Salam Pax is the name used by a blogger from Baghdad, who’s site dear_raed.blogspot.com was nearly overloaded during the invasion Iraq, namely because he was the only one inside the capitol city stilling updating. Anti-Sadam, yet not super pro-American, Salam offers a point of view unreachable before the advent of blogging. Anyone can read his first hand account of his parents home getting searched by American troops the day after it happend. He posts about how it affected them, and how their daily lifes have changed since the beginning of the occupation. It’s almost like having a friend you’ve never known, from somewhere you’ve never been -- and its changing the way that people communicate and the way that information spreads.

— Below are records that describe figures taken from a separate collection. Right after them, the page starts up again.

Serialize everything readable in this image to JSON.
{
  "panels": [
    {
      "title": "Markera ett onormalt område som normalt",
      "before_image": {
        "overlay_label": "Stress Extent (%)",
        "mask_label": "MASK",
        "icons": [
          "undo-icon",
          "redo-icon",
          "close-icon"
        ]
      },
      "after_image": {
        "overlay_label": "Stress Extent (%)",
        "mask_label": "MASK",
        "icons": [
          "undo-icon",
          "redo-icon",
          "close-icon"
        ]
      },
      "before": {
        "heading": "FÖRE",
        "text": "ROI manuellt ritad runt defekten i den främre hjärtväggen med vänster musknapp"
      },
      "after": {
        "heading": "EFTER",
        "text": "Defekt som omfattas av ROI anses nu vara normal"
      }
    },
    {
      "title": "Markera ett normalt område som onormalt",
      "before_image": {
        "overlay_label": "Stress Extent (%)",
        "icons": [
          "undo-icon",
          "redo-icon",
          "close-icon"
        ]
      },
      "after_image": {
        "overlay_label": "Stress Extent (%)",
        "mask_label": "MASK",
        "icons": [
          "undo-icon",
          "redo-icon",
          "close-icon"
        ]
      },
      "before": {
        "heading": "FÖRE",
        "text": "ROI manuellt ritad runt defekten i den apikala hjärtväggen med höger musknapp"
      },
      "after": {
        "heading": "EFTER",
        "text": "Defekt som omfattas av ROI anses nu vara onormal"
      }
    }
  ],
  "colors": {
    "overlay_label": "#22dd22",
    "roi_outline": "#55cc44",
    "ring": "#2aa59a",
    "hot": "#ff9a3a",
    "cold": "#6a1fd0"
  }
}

Blogs are becoming a powerful source for up-to-the-minute news from any particular place on earth, including those that might not have as much traditional media exposure. There are even occasions, more and more common as blogging increases in popularity, where individual’s or news blogs will scoop major news outlets like television and radio and get to a story of importance first. Big media is beginning to feel the sting and has made some changes, including blogs of their own. Thankfully many of the big media blogs that I have read are managed by real reporters with journalism degrees and credentials to match. This is a welcome addition to the often misspelled and misguided postings of some less-intelligent, albeit well intentioned, members of the blogosphere.

Some of the more prominent news outlets, including MSNBC in a large way, have begun to dedicate correspondants to blogs. Science, Art&Culture, Politics, News, and Pop Culture blogs have all found a home on MSNBC.com staffed by a good swath of intelligent folks. Several of these have made it onto my daily read list, if not my weekly one.

As time goes on, and I become more familiar with the content of a score of blogs, I have begun to frequent some of them to stayon top of certain issues. I have a blog i read about Israel, Iraq, Science, Pop Culture, Art, a blog about other blogs, and of course my friends’ blogs. These are the things that i make sure to read everday while I am surfing the net. I feel a lot better about becoming more informed via blogs, than i do about randomly surfing and finding dead-end links to stuff i really want to learn about. This daily encounter, and continual converstaion between blogs and bloggers is really beginning to change the way that people, online at least, are gauging the credibility and importance of issues.

Popdex.com, not only lists the top 50 sites linked to the most every single day, but the top 100 sites most linked to of all time. A simple scan down this list indicates who is being seen and linked. In the blogosphere spots on the popdex list are like the Gold Standard for credibility. Even if people don’t agree with what has been posted, the thought is that at least its being read, and in a big way.

The future of blogging is already here.

Beyond the text and pictures of most blogs, the frontier pioneers of blogging are hacking their trial trough the uncharted lands of audio and video blogging. Sending voice and video files to blogs from anywhere in the world their PDA’s have wireless access, these select few may be the precursor to where our increasingly electronically connected world is heading. Some leading electro-social theorists have conjectected several things possible in this interconnected world -- mass demonstrations organized by blog via PDA’s and cellphones, up-to-the-second news updates from any place occupied by anyone around the world, flash mobs, instant access to your favorite pundits... anywhere in the world.

Some of these things are already happening, in the U.K., Japan and even here in the U.S. The thing to decide is what are we going to do about it. Blogs are here to stay and there’s nothing that going to stop the phenomnen. Blogging is becoming more and more apart of many people’s daily lives. This is another tool that can be used to spread truth and reach out to people outside of our normal sphere of influence. I stay in contact with people in other states and countries through my blog, and there’s no lack of interaction on issues of faith. Even if its just to chronical your days, or to take a step towrad reaching out to people on faith, there’s no better time to blog than now.